All’interno di un sistema fondato sull’atipicità del danno e necessariamente ispirato e informato dai precetti costituzionali, la separazione dei poteri impone l’adeguata valorizzazione di tali componenti; è semmai la scelta di interpretare in termini restrittivi le norme in questione a presupporre, da un punto di vista logico e giuridico, un intervento espresso del legislatore che giustifichi una simile lettura. L’assunto si conferma anche avendo riguardo alla ricostruzione della tutela giurisdizionale degli interessi “climatici” operata altrove, in ordinamenti giuridici culturalmente prossimi a quello italiano [67]. La sentenza nel Giudizio Universale al contrario, oltremodo conservatrice nella ferma negazione della meritevolezza della tutela invocata dagli attori, finisce per porre l’Italia al di fuori del solco tracciato dalla pronuncia Urgenda.

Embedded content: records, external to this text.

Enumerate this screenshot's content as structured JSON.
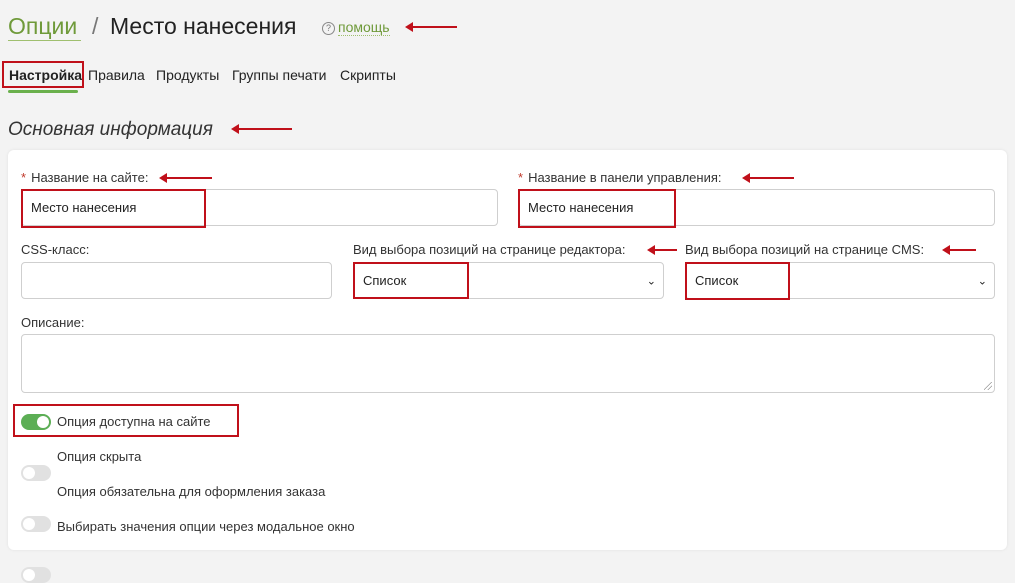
{
  "header": {
    "breadcrumb_root": "Опции",
    "breadcrumb_separator": "/",
    "breadcrumb_current": "Место нанесения",
    "help_label": "помощь",
    "help_icon": "?"
  },
  "tabs": [
    {
      "label": "Настройка",
      "active": true
    },
    {
      "label": "Правила"
    },
    {
      "label": "Продукты"
    },
    {
      "label": "Группы печати"
    },
    {
      "label": "Скрипты"
    }
  ],
  "section": {
    "title": "Основная информация"
  },
  "form": {
    "required_mark": "*",
    "site_name": {
      "label": "Название на сайте:",
      "value": "Место нанесения"
    },
    "panel_name": {
      "label": "Название в панели управления:",
      "value": "Место нанесения"
    },
    "css_class": {
      "label": "CSS-класс:",
      "value": ""
    },
    "editor_select": {
      "label": "Вид выбора позиций на странице редактора:",
      "value": "Список"
    },
    "cms_select": {
      "label": "Вид выбора позиций на странице CMS:",
      "value": "Список"
    },
    "description": {
      "label": "Описание:",
      "value": ""
    },
    "select_arrow": "⌄"
  },
  "toggles": [
    {
      "label": "Опция доступна на сайте",
      "on": true
    },
    {
      "label": "Опция скрыта",
      "on": false
    },
    {
      "label": "Опция обязательна для оформления заказа",
      "on": false
    },
    {
      "label": "Выбирать значения опции через модальное окно",
      "on": false
    }
  ],
  "colors": {
    "accent_green": "#6f9a3a",
    "toggle_on": "#5cae55",
    "annotation_red": "#c0101a"
  }
}
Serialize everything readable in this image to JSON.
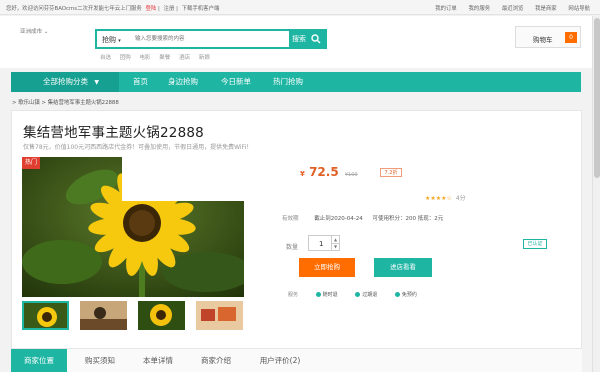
{
  "topbar": {
    "welcome": "您好，欢迎访问芬芬BAOcms二次开发能七年云上门服务",
    "login": "登陆",
    "separator": "|",
    "register": "注册",
    "download": "下载手机客户端",
    "links": [
      "我的订单",
      "我的服务",
      "最近浏览",
      "我是商家",
      "网站导航"
    ]
  },
  "header": {
    "city": "亚洲成市",
    "search_select": "抢购",
    "search_placeholder": "输入您要搜索的内容",
    "search_button": "搜索",
    "hot_words": [
      "自选",
      "团购",
      "电影",
      "聚餐",
      "酒店",
      "新娘"
    ],
    "cart_label": "购物车",
    "cart_count": "0"
  },
  "nav": {
    "category": "全部抢购分类",
    "items": [
      "首页",
      "身边抢购",
      "今日新单",
      "热门抢购"
    ]
  },
  "breadcrumb": "> 歌乐山镇 > 集结营地军事主题火锅22888",
  "product": {
    "title": "集结营地军事主题火锅22888",
    "subtitle": "仅售78元，价值100元河西西路店代金券！可叠加使用，节假日通用，提供免费WiFi！",
    "hot_badge": "热门",
    "price_symbol": "¥",
    "price": "72.5",
    "original_price": "¥100",
    "discount": "7.2折",
    "stars": "★★★★☆",
    "score": "4分",
    "validity_label": "有效期",
    "validity": "截止到2020-04-24",
    "points": "可使用积分：200  抵现：2元",
    "qty_label": "数量",
    "qty": "1",
    "buy_button": "立即抢购",
    "shop_button": "进店看看",
    "service_label": "服务",
    "services": [
      "随时退",
      "过期退",
      "免预约"
    ],
    "certified": "已认证"
  },
  "tabs": [
    "商家位置",
    "购买须知",
    "本单详情",
    "商家介绍",
    "用户评价(2)"
  ],
  "colors": {
    "accent": "#1fb5a3",
    "orange": "#ff6c00",
    "price": "#e05f24"
  }
}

Alla luce delle domande avanzate dagli attori nel giudizio de quo, il giudice avrebbe potuto accertare la responsabilità aquiliana in capo allo Stato senza necessariamente prescrivere ex art. 2058 cod. civ. l’adozione di un determinato provvedimento legislativo [68]. Il Tribunale di Roma invece, con il fine di rispettare i limiti della propria iurisdictio, ha operato un notevole ridimensionamento dei propri poteri (e doveri) giurisdizionali, omettendo del tutto il momento del “puro” accertamento dell’illiceità del danno lamentato, invero pienamente ricostruibile. Affermare il proprio difetto di giurisdizione nel “prescrivere” il provvedimento normativo da adottare, è cosa diversa dall’accertare l’ingiustizia del pregiudizio che il legislatore, con la propria attività o inerzia, può cagionare.
Al fine di garantire la coerenza del sistema di responsabilità civile, stante la possibilità di ricostruire la meritevolezza di tutela degli interessi lesi nei termini di cui sopra, sarebbe stato auspicabile un riconoscimento espresso dell’ingiustizia di tali danni. In seguito sarebbe stato possibile ricostruire il nesso causale fra i suddetti pregiudizi e l’azione (o inazione) legislativa su base empirica, attraverso la c.d. riserva di scienza [69]. Quanto poi alla imputabilità soggettiva in capo allo Stato della condotta produttiva del danno, questa troverebbe fonte nei molteplici obblighi internazionali assunti dallo Stato nel senso del contrasto al cambiamento climatico e della garanzia dei diritti umani, nei Trattati istitutivi dell’Unione europea, nonché nei generali principi di solidarietà ex art. 2 Cost. e del neminem leadere, oltre che nel diritto alla salute tutelato ex art. 32 Cost. e nella salvaguardia dell’ambiente di cui all’art. 9 Cost. [70].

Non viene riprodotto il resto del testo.